In the digital age, Artificial Intelligence (AI), automation, algorithms, and data mining have become central to technological development, driving social progress and innovation. Algorithms are rules and processes established for activities such as computation, data processing, and automated reasoning, i.e., computational processes in which user inputs interact with data sets to generate outputs. Well-designed algorithms are constantly evolving to be able to predict the outputs that users seek from the large data sets they work with (Fetzer, 1990). AI is a technology that mimics human intelligence, a system that imitates various human functions and utilizes external data (e.g., big data) to excel at a given task. It processes large amounts of data through algorithms to automate decision-making and task execution, increasing efficiency and accuracy (PK, F. A., 1984). Datafication, on the other hand, is the process of converting real-world information into a digital format so that it can be processed by computer systems. It is the convergence and development of these technologies that have not only spawned countless innovations, but have also led to new challenges and risks, as exemplified by the emergence of deepfake technology.
What is Deepfake?
With the development of AI technology, especially in the field of deep learning, a technology called “Deepfake” has emerged. In daily entertainment, we may not be unfamiliar with the “face swap” function in software applications, which allows users to swap their own faces with those of others, such as swapping their own faces with the protagonist of a favorite movie or TV clip, for humorous effect. Another example is FaceApp’s aging filter that changes your photo to show what you will look like decades from now (Kaushal, 2021). The term “Deepfake” is a combination of two terms “deep learning” and “fake.” (Chadha et al., 2021). Maras and Alexandrou propose that it is the product of an artificial intelligence application that merges, combines, replaces, and superimposes images and video clips to create fake videos that appear to be real (Maras & Alexandrou, 2019). Anyone can replace or mask another person’s face in an image or video. Not only that, deepfake technology can also alter the original voice (Chadha et al., 2021). For example, David Beckham and an AI company collaborated to produce a video. By using machine deep learning to recognize Beckham’s face and replace the shape of his mouth, the video shows him speaking nine languages (Global News, 2019). The application of this technology not only demonstrates the great potential of the AI field, but also triggers extensive discussions about personal privacy and information security.
Revolutionary application of deepfakes in the industry
Deepfake technology generates or manipulates video and audio content through the use of AI algorithms and deep learning, a technology that is actively used in many industries. For example, in the film and television industry, deepfake technology is utilized to reconstruct actors. In the movie Fast & Furious 7, deepfake technology was utilized to complete the remaining scenes of the late actor Paul Walker. In China’s film and television industry, if the main actors in a drama are blocked by the industry because of their personal misdeeds, this technology will be used to replace them with other actors so as to ensure that the drama is aired in its entirety.

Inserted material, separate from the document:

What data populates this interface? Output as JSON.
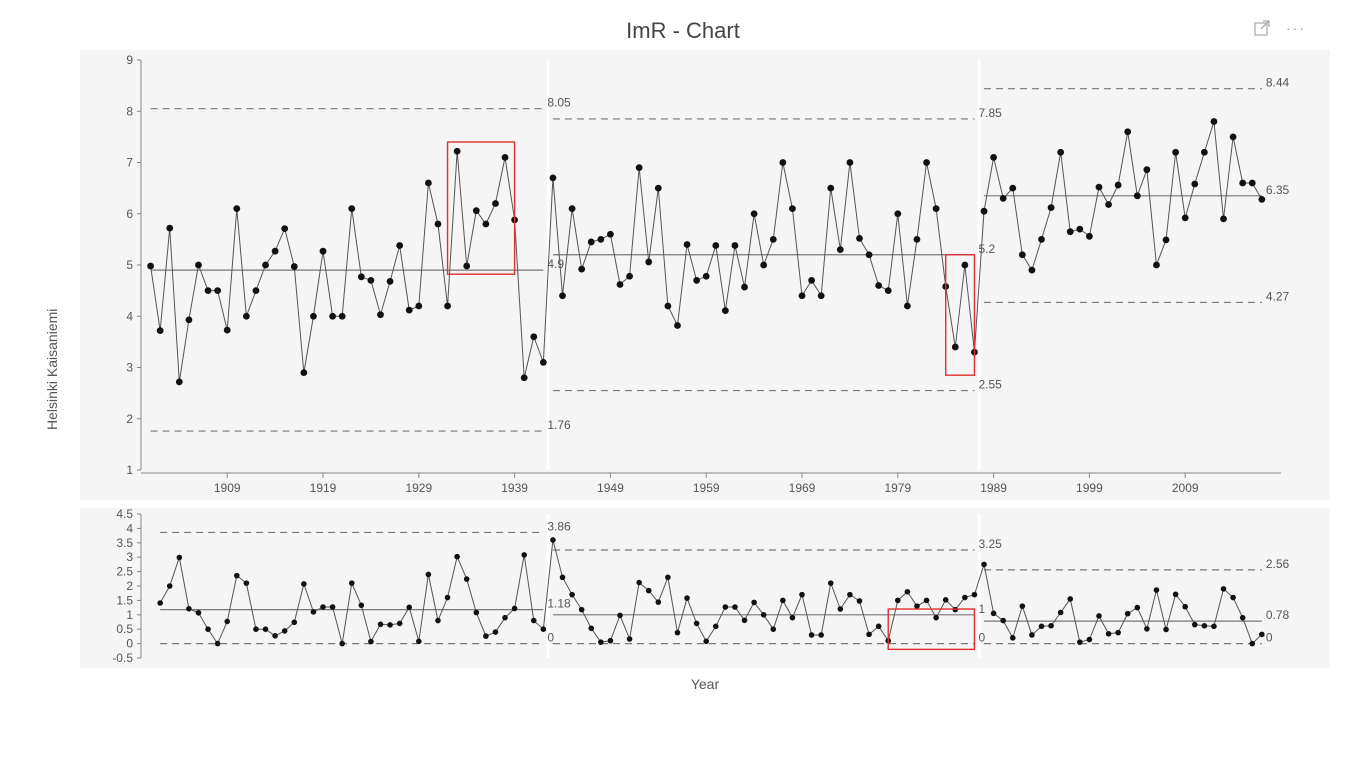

Recently, the University of Bath Research Center conducted two experiments to validate the positive applications of deepfake technology in the education industry. The two experiments were exploring fitness training and public speaking skills training. In both experiments, the viewer’s own face was swapped and pasted onto a fitness instructor or senior speaker by using deepfake technology. The results of the study showed that when participants watched a training video featuring a deepfake of themselves, the exercisers exercised more efficiently, and the speech trainers’ confidence and perceptions increased dramatically. (University of Bath, 2023).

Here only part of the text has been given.